Scared scarcely begins to cover it. After nearly an hour in a half-flooded boat being battered by a big angry fish, complete and abject terror would be a more accurate summation of my mental state. The crew are laughing at me and making loud spouting sounds. Franciscus has somehow straddled the back of the whale and works his knife up and down, effectively hobbling the deadly flukes. Each time it tries to hoist its tail, the gash gapes wider, bleeding crimson. “Baleo!’’ someone shouts, as more spouts are spied. Half a kilometre away, five or six sperm whales have stopped to investigate the commotion. They lift their heads out of the water, swinging them from side to side. They circle us, stop, and swim slowly away.

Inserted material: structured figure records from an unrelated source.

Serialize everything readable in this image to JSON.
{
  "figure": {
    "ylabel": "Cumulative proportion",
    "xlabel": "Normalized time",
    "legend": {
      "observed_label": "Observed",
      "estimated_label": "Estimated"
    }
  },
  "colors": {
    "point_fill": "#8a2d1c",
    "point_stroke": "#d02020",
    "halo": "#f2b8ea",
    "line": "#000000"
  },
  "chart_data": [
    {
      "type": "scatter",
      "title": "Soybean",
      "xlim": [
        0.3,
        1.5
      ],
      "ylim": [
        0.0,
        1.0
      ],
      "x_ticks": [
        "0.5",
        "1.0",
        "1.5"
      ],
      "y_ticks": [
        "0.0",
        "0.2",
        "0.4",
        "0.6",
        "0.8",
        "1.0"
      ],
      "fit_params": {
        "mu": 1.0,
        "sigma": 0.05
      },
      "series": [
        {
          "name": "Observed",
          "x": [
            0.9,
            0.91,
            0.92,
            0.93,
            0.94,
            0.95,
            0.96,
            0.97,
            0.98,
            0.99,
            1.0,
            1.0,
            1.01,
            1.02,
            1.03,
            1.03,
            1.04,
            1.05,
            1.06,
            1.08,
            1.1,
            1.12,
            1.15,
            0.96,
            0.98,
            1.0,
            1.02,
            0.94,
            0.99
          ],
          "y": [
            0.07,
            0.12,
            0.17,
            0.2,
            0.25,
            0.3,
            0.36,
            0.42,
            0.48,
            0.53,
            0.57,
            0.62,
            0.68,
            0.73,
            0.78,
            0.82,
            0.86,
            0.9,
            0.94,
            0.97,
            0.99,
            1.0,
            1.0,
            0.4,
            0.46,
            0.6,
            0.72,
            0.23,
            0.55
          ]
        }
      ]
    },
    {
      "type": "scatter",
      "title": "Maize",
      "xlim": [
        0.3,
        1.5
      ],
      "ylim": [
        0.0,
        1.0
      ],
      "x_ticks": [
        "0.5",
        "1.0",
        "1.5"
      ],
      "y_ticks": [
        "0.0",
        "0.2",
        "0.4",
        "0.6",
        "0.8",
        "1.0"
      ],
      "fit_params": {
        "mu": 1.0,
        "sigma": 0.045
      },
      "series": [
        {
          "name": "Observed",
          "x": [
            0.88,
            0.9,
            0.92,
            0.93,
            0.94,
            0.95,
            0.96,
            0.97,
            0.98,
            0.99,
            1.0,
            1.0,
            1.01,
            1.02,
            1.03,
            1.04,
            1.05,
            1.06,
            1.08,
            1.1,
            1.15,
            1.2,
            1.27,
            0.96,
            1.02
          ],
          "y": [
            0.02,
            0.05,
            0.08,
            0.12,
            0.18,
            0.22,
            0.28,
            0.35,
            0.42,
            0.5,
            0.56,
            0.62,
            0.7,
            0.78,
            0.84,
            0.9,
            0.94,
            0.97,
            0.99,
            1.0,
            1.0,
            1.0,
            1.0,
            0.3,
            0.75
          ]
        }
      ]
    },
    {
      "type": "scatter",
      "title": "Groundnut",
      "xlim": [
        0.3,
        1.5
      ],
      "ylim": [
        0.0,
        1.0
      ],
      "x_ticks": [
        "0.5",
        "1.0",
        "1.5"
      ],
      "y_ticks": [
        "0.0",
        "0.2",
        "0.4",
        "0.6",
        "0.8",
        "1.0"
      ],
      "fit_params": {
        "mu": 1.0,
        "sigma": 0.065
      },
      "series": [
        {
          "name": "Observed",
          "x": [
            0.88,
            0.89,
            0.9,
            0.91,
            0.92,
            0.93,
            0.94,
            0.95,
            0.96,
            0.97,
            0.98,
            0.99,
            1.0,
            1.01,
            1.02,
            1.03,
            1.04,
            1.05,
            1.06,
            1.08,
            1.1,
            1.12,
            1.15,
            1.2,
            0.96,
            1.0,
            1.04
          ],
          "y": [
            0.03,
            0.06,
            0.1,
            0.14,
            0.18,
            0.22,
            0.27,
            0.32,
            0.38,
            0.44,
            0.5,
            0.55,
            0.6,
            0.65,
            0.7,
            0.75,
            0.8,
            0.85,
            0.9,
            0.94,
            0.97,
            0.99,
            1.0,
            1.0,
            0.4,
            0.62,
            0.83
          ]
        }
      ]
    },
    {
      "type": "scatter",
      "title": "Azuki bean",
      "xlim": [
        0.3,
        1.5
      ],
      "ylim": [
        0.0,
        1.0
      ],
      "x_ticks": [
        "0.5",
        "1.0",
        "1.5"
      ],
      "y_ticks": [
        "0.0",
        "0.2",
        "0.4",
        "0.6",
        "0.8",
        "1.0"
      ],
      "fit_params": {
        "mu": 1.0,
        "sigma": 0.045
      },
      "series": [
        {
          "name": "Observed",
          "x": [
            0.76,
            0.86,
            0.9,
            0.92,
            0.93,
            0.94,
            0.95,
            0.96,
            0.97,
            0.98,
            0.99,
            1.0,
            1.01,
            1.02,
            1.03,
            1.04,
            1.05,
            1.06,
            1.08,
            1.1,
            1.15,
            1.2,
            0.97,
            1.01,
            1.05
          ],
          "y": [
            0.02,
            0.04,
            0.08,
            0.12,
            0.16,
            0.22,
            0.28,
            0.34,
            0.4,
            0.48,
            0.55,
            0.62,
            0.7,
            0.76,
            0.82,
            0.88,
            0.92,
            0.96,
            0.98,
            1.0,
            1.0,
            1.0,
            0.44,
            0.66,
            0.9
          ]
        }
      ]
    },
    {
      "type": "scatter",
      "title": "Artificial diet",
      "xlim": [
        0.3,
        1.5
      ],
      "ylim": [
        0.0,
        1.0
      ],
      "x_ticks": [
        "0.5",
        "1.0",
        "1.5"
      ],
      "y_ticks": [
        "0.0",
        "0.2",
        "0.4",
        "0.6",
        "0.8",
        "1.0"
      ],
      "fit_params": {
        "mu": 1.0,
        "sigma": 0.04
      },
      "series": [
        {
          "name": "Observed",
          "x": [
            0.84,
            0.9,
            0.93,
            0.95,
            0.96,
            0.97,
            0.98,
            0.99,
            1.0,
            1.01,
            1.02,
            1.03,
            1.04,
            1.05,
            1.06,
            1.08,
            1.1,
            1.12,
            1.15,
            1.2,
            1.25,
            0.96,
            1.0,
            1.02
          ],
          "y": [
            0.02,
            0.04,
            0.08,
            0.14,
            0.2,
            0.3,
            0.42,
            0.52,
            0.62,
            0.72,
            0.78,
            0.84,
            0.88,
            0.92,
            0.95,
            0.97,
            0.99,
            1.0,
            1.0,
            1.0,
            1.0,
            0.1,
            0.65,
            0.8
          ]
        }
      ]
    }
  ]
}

It takes three more hours until the great fish expires, jaw horribly agape, spouting clots of gore in its final agonised writhings. At last its island bulk lies still; the pool of blood thinning, mingling with the pinks and oranges of sunset.

MOBY BONE: LAST
 OF THE WHALE HUNTERS?
Photo: Palani Mohan
It's almost dark by the time the corpse is towed back some 5km to shore, hauled into the shallows and secured with ropes. The entire populace seems to be on the beach, hopping and babbling beneath flaming torches. In the fading light, a massive blue whale is sighted, cruising just 20m offshore, spouting its towering spout. A good omen, the villagers agree.

At sunrise, butchering will begin. Great chunks of rich meat will be divided up, according to strict and ancient formulae. Spermaceti will be ladled into buckets. Women will pad about, squares of blubber balanced on their heads, dripping oil down their backs. By midday, a sickening, pore-deep stench will have settled like a blanket over Lamalera.

But tonight belongs to the whale hunters of tomorrow: they howl and cavort on the beach, terrible naked imps bathed in blood and torchlight, leaping from beached boats to hurl slivers of bamboo at imaginary monsters.